Was it actually verified that James Lynch was Grandma Lynch's husband? Or maybe pre 1948 qualified midwives were different from qualified nurses and allowed to marry? Were midwives not viewed as nurses? The word 'wife' in this case within the narrow parish/diocese (Catholic and C of E) surely could be a bit ambiguous with midwives being called mid-wives and wif also being a term for a woman! Like the use of the word "constable" in the parish. Mind you, I suppose the word "nurse" can also have ambiguous meaning - nurse, wet nurse, nursemaid etc, although once nursing was formalised into a profession with a national qualification it becomes more definite in certain contexts.
Some people would say the Midwifery Council was rather narrow in not refering it to the GMC, as it was a communicable disease, and there was a doctor involved. The academic was very insistent wasn't she that the Midwifery Council was run by doctors (I think there is still a big doctor input with the Council although we're not going backwards nowadays, I hope!)?
It struck me there obviously there was a large amount of prostitution in these urban areas but the wives or women living with men didn't of course have to be prostitutes when the men brought gonorrhea into the home from the outside.
It would have been interesting if we could have known a bit more from the obituary. I noticed she was born in Birmingham and there was something about an RC school and "St Mary's".

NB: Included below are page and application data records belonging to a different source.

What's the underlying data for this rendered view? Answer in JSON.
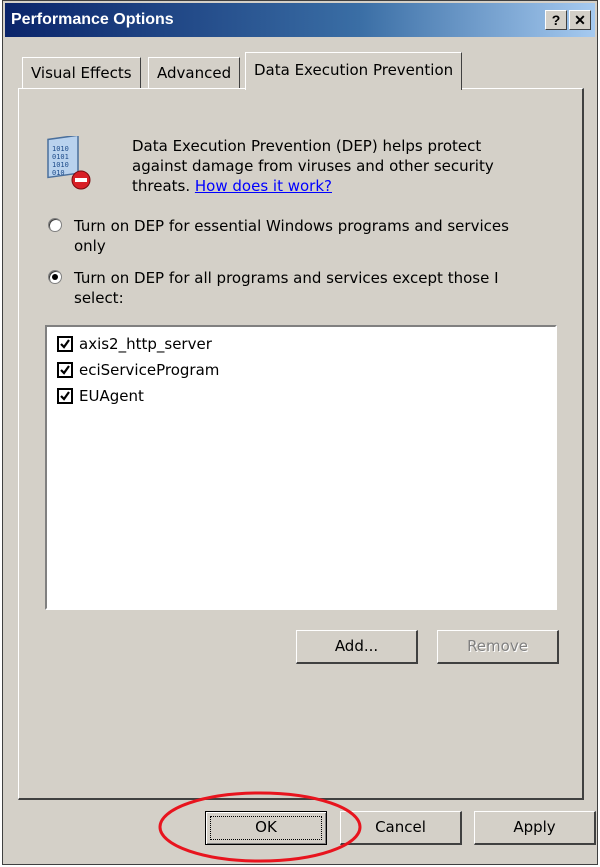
{
  "window": {
    "title": "Performance Options",
    "help_glyph": "?",
    "close_glyph": "✕"
  },
  "tabs": [
    {
      "label": "Visual Effects",
      "active": false
    },
    {
      "label": "Advanced",
      "active": false
    },
    {
      "label": "Data Execution Prevention",
      "active": true
    }
  ],
  "dep": {
    "icon": "dep-shield-icon",
    "description": "Data Execution Prevention (DEP) helps protect against damage from viruses and other security threats.",
    "link": "How does it work?"
  },
  "options": [
    {
      "label": "Turn on DEP for essential Windows programs and services only",
      "selected": false
    },
    {
      "label": "Turn on DEP for all programs and services except those I select:",
      "selected": true
    }
  ],
  "exceptions": [
    {
      "label": "axis2_http_server",
      "checked": true
    },
    {
      "label": "eciServiceProgram",
      "checked": true
    },
    {
      "label": "EUAgent",
      "checked": true
    }
  ],
  "list_buttons": {
    "add": "Add...",
    "remove": "Remove"
  },
  "footer": {
    "ok": "OK",
    "cancel": "Cancel",
    "apply": "Apply"
  },
  "colors": {
    "annotation": "#e8141e",
    "title_start": "#0a246a",
    "title_end": "#a6caf0",
    "face": "#d4d0c8"
  }
}
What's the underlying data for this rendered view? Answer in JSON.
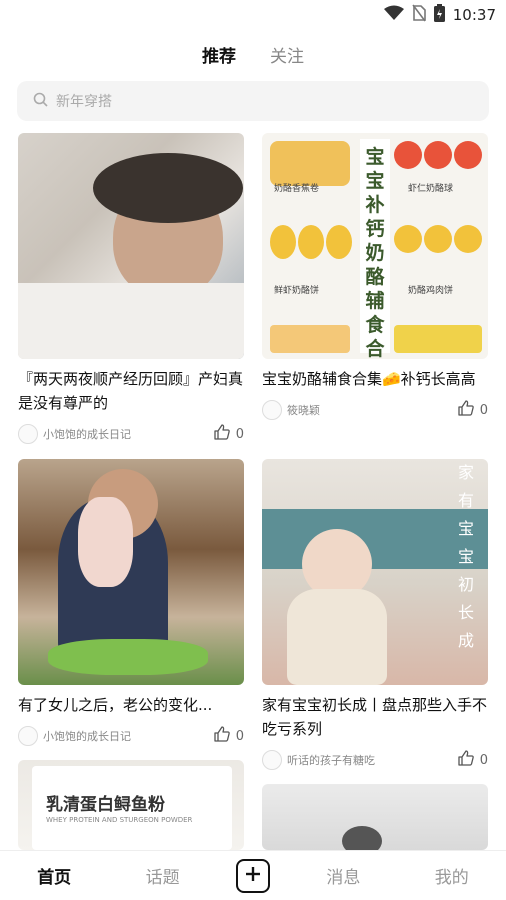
{
  "status_bar": {
    "time": "10:37"
  },
  "top_tabs": [
    {
      "label": "推荐",
      "active": true
    },
    {
      "label": "关注",
      "active": false
    }
  ],
  "search": {
    "placeholder": "新年穿搭"
  },
  "feed": [
    {
      "title": "『两天两夜顺产经历回顾』产妇真是没有尊严的",
      "author": "小饱饱的成长日记",
      "likes": "0"
    },
    {
      "title": "宝宝奶酪辅食合集🧀补钙长高高",
      "author": "筱晓颖",
      "likes": "0",
      "image_text": {
        "title": "宝宝补钙奶酪辅食合集",
        "labels": [
          "奶酪香蕉卷",
          "虾仁奶酪球",
          "鲜虾奶酪饼",
          "奶酪鸡肉饼"
        ]
      }
    },
    {
      "title": "有了女儿之后，老公的变化...",
      "author": "小饱饱的成长日记",
      "likes": "0"
    },
    {
      "title": "家有宝宝初长成丨盘点那些入手不吃亏系列",
      "author": "听话的孩子有糖吃",
      "likes": "0",
      "image_text": {
        "vertical": "家有宝宝初长成"
      }
    },
    {
      "image_text": {
        "product": "乳清蛋白鲟鱼粉",
        "sub": "WHEY PROTEIN AND STURGEON POWDER"
      }
    },
    {}
  ],
  "bottom_nav": [
    {
      "label": "首页",
      "active": true
    },
    {
      "label": "话题",
      "active": false
    },
    {
      "label": "消息",
      "active": false
    },
    {
      "label": "我的",
      "active": false
    }
  ],
  "colors": {
    "accent_text": "#111111",
    "muted": "#999999",
    "search_bg": "#f4f4f4"
  }
}
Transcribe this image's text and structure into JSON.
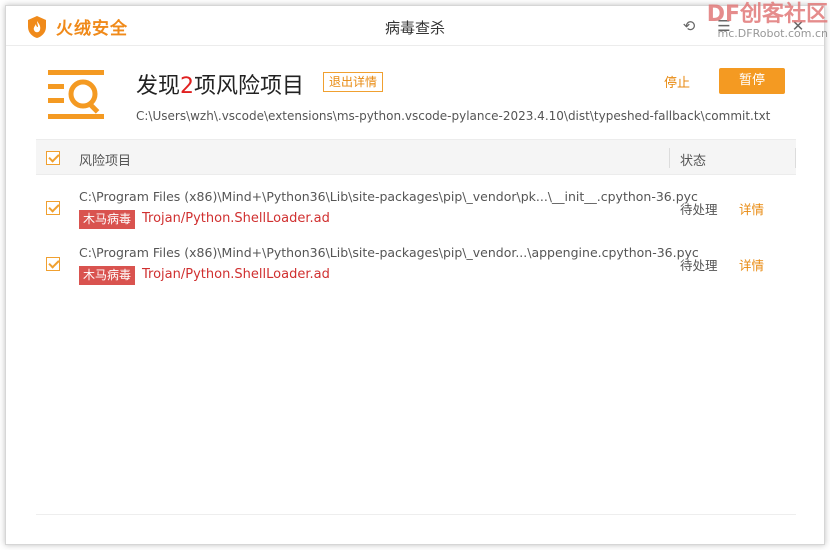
{
  "window": {
    "brand_name": "火绒安全",
    "title": "病毒查杀",
    "back_glyph": "⟲",
    "menu_glyph": "☰",
    "close_glyph": "✕"
  },
  "watermark": {
    "main": "DF创客社区",
    "url": "mc.DFRobot.com.cn"
  },
  "header": {
    "headline_prefix": "发现",
    "headline_count": "2",
    "headline_suffix": "项风险项目",
    "detail_badge": "退出详情",
    "stop_label": "停止",
    "pause_label": "暂停",
    "scan_path": "C:\\Users\\wzh\\.vscode\\extensions\\ms-python.vscode-pylance-2023.4.10\\dist\\typeshed-fallback\\commit.txt"
  },
  "table": {
    "col_name": "风险项目",
    "col_status": "状态",
    "rows": [
      {
        "path": "C:\\Program Files (x86)\\Mind+\\Python36\\Lib\\site-packages\\pip\\_vendor\\pk...\\__init__.cpython-36.pyc",
        "tag": "木马病毒",
        "virus": "Trojan/Python.ShellLoader.ad",
        "status": "待处理",
        "detail": "详情"
      },
      {
        "path": "C:\\Program Files (x86)\\Mind+\\Python36\\Lib\\site-packages\\pip\\_vendor...\\appengine.cpython-36.pyc",
        "tag": "木马病毒",
        "virus": "Trojan/Python.ShellLoader.ad",
        "status": "待处理",
        "detail": "详情"
      }
    ]
  },
  "colors": {
    "accent": "#f49a22",
    "tag_red": "#d9534f",
    "virus_red": "#d03030"
  },
  "icons": [
    "fire-shield-icon",
    "scan-list-magnifier-icon",
    "back-icon",
    "menu-icon",
    "close-icon",
    "checkbox-checked-icon"
  ]
}
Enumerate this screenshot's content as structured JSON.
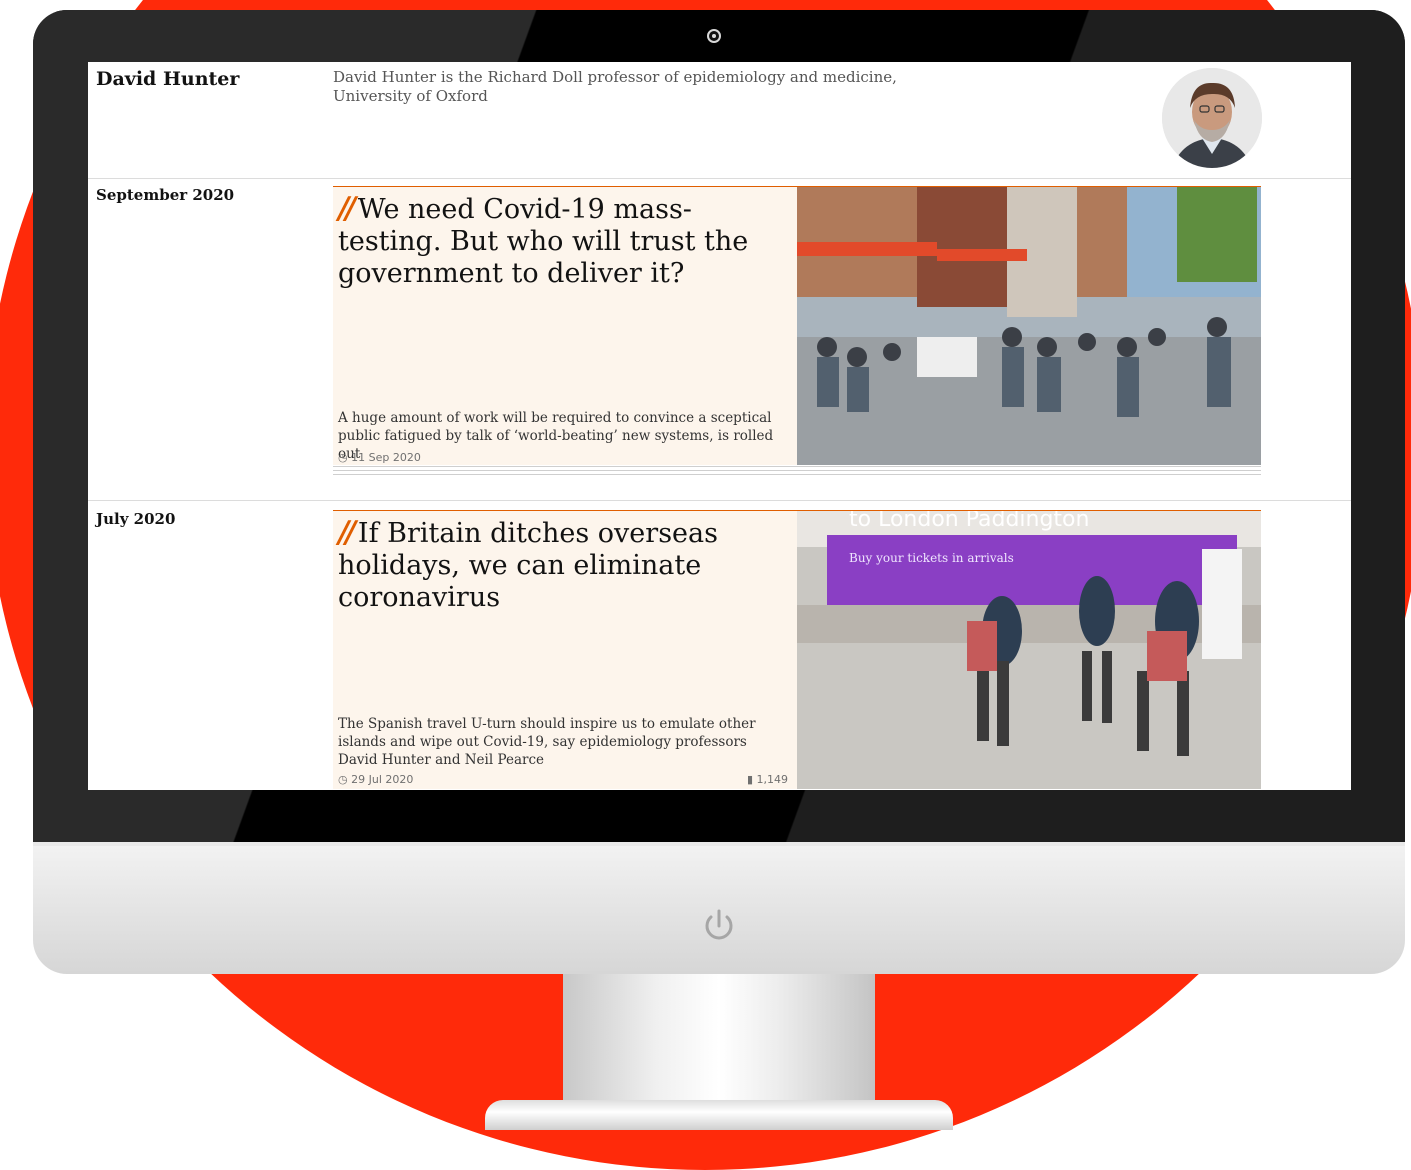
{
  "author": {
    "name": "David Hunter",
    "bio": "David Hunter is the Richard Doll professor of epidemiology and medicine, University of Oxford"
  },
  "sections": [
    {
      "month": "September 2020",
      "headline": "We need Covid-19 mass-testing. But who will trust the government to deliver it?",
      "standfirst": "A huge amount of work will be required to convince a sceptical public fatigued by talk of ‘world-beating’ new systems, is rolled out",
      "date": "11 Sep 2020"
    },
    {
      "month": "July 2020",
      "headline": "If Britain ditches overseas holidays, we can eliminate coronavirus",
      "standfirst": "The Spanish travel U-turn should inspire us to emulate other islands and wipe out Covid-19, say epidemiology professors David Hunter and Neil Pearce",
      "date": "29 Jul 2020",
      "comments": "1,149",
      "image_sign": {
        "title": "to London Paddington",
        "subtitle": "Buy your tickets in arrivals"
      }
    }
  ],
  "colors": {
    "accent": "#e05e00",
    "background_circle": "#ff2a0a",
    "card": "#fdf5ec"
  },
  "icons": [
    "clock-icon",
    "comment-icon",
    "quote-icon",
    "power-icon",
    "camera-icon"
  ]
}
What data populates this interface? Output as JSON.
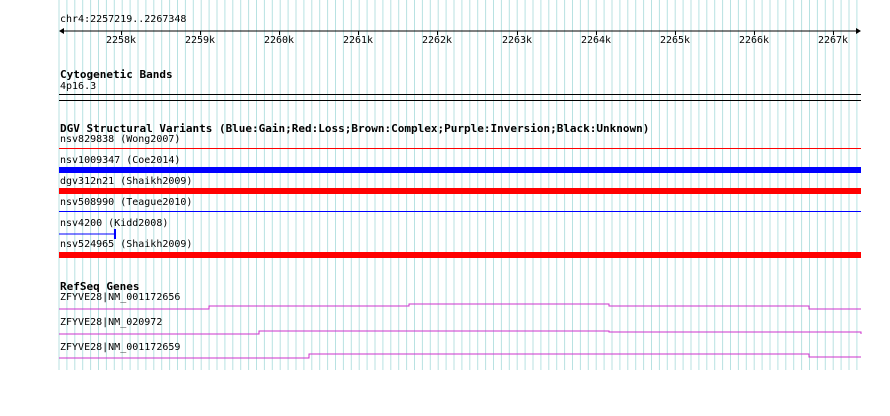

Noticed at the beginning Robin Gibb did mention about madness and then turned out to have a poor ancestor classifed as being mentally ill for being depressed re his destitution! He doesn't seem to have been so prescient in mentioning his mother's remark about selling children, thank goodness!
There is a rather important weaving connection in the family which wasn't mentioned at all.
http://www.brothersgibb.org/history-part-1.htmlSir Samuel Crompton who invented a spinning machine, the mule-jenny.
Would have been nice to know something about the PASS family as well.
Still the access to the disciplinary records must be useful for many, although when he asked for an alternate avenue, I did wonder whether the local newspaper would be mentioned (it must have been a big case locally both about the midwife and the doctor) or even the local health board records. Unless the authorities wanted to keep anything to do with venereal disease out of the newspapers.